My father, Leon, was a sociologist who later became a university administrator. I was born while he was doing his PhD at Harvard with Talcott Parsons, the main American sociologist of that period, with a dissertation on civil rights. One thing he told me later was a surprising finding: that companies that actually tried to discriminate less would often receive more complaints of discrimination. The explanation her gave was that employers who simply did not make an effort insulated themselves and were not approached by African-American workers in the first place. Complaints tended to arise, instead, in the contact between two culture. [I could be remembering this imprecisely, but this point has always stayed with me.]
It seemed logical that he would go to his school, as I went to mine. We lived in Ann Arbor in those days, the early and mid 60s. He was against the Vietnam war right from the beginning. I believe he was still working on the dissertation for several years while he had his job in Michigan. They just called him in one day and told him he had tenure: no paper work, no bureaucracy, and then he moved to Davis as full professor and chair of the department. For several years UMich was trying to get him back. He edited The American Sociologist in the early 70s. Then in 76 he became Vice-Chancellor and spent most of the rest of his career in administration until he got seriously ill. He had always been sickly, and a bout with rheumatoid fever triggered rheumatoid arthritis. He would spend a lot of time on his back when he wasn't working. When he was about the age I am know, (and I was finishing my PhD and getting my first job) he got pneumonia and never fully recovered. He died in 2001 a day short of his 65th birthday. He is still a frequent visitor in my dreams, though less intensely than in the past.
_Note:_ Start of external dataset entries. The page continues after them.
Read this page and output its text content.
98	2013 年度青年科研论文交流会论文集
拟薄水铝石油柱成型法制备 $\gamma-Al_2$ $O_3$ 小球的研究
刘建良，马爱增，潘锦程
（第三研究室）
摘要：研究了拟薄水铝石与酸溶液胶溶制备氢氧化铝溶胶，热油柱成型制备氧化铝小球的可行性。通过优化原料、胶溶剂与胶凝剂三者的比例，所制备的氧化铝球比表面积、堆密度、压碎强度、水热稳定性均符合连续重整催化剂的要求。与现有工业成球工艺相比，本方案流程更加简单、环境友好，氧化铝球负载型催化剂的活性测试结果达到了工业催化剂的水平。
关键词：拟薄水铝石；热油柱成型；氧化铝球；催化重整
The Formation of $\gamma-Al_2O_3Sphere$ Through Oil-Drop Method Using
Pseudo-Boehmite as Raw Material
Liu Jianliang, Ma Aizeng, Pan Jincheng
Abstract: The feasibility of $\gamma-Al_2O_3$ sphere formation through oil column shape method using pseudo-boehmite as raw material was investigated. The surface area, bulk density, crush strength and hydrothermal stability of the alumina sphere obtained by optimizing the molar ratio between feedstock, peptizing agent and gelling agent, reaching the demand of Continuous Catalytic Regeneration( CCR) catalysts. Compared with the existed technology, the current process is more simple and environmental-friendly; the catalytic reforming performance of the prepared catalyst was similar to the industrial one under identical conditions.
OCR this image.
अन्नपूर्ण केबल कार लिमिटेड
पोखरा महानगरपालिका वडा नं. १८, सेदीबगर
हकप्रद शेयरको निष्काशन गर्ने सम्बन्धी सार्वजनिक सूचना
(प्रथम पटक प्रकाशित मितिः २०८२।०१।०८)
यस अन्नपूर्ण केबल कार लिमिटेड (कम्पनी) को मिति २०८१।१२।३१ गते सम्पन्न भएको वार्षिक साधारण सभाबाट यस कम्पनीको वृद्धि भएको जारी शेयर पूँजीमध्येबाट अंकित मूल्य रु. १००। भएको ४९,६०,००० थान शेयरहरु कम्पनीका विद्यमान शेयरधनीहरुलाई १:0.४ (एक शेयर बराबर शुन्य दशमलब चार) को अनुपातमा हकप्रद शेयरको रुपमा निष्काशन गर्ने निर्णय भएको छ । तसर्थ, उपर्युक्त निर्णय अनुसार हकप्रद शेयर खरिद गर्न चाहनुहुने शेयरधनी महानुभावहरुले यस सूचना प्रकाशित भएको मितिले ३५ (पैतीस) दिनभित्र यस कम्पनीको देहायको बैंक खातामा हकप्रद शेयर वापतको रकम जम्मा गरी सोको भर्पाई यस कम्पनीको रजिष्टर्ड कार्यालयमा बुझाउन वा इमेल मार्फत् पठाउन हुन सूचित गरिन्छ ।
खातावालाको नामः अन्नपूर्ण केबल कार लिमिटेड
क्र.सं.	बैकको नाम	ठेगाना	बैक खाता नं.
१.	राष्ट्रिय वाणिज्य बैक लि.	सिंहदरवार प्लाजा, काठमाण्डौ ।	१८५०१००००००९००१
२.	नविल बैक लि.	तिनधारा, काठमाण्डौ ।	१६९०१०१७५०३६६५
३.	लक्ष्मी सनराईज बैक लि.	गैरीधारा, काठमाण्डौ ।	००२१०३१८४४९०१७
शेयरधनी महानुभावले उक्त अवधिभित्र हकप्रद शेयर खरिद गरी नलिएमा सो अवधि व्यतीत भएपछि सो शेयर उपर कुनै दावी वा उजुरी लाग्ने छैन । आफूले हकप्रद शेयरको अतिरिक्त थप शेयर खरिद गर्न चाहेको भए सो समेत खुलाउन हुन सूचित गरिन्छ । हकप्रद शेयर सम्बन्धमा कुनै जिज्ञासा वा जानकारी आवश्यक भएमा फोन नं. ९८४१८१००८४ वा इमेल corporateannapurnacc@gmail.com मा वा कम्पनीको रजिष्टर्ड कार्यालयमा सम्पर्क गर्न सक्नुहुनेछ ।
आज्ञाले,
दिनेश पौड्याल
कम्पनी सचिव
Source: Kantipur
I never thought of going into social sciences. I hated how those people wrote: Parsons is probably the worst prose stylist of any intellectual of comparable fame. It was an advantage having an academic family, because I knew the expectations and could get professional guidance at home. My decision to go into academia was never really in question. That's what I would do. My younger brother also got a PhD (UCB, where my dad had done his undergraduate degree) in Finance. My father had extensive literary and musical interests. He was a bit of what you would call now a "mansplainer." He would go to a museum and lecture the guide about the exhibit he was seeing. It would drive my ex-wife crazy.
He subscribed to the New York Review of Books. I read it too, of course. I found the letters and responses to be formative of a style of intellectual debate.
He was used to being the smartest person around. He wasn't particularly imaginative in his thought, though. His last book was about the constitution of the public sphere and was indebted to Habermas, a figure with whom I feel very little affinity. We had two very different kinds of intelligence, but had great conversations over Chinese food. He helped me get out of high school into college where I thrived. I did get one B in college, but that is another story.
2 comments:
The New York Review of Books is mostly still an exemplary guide to good prose style for intellectuals.
I've been wondering recently if that's the result of a house editorial style or not. It seems like it probably is, but then again, maybe the editors are just picking the right authors. Or the authors know what it means to write in that venue, so they write a particular way for that venue.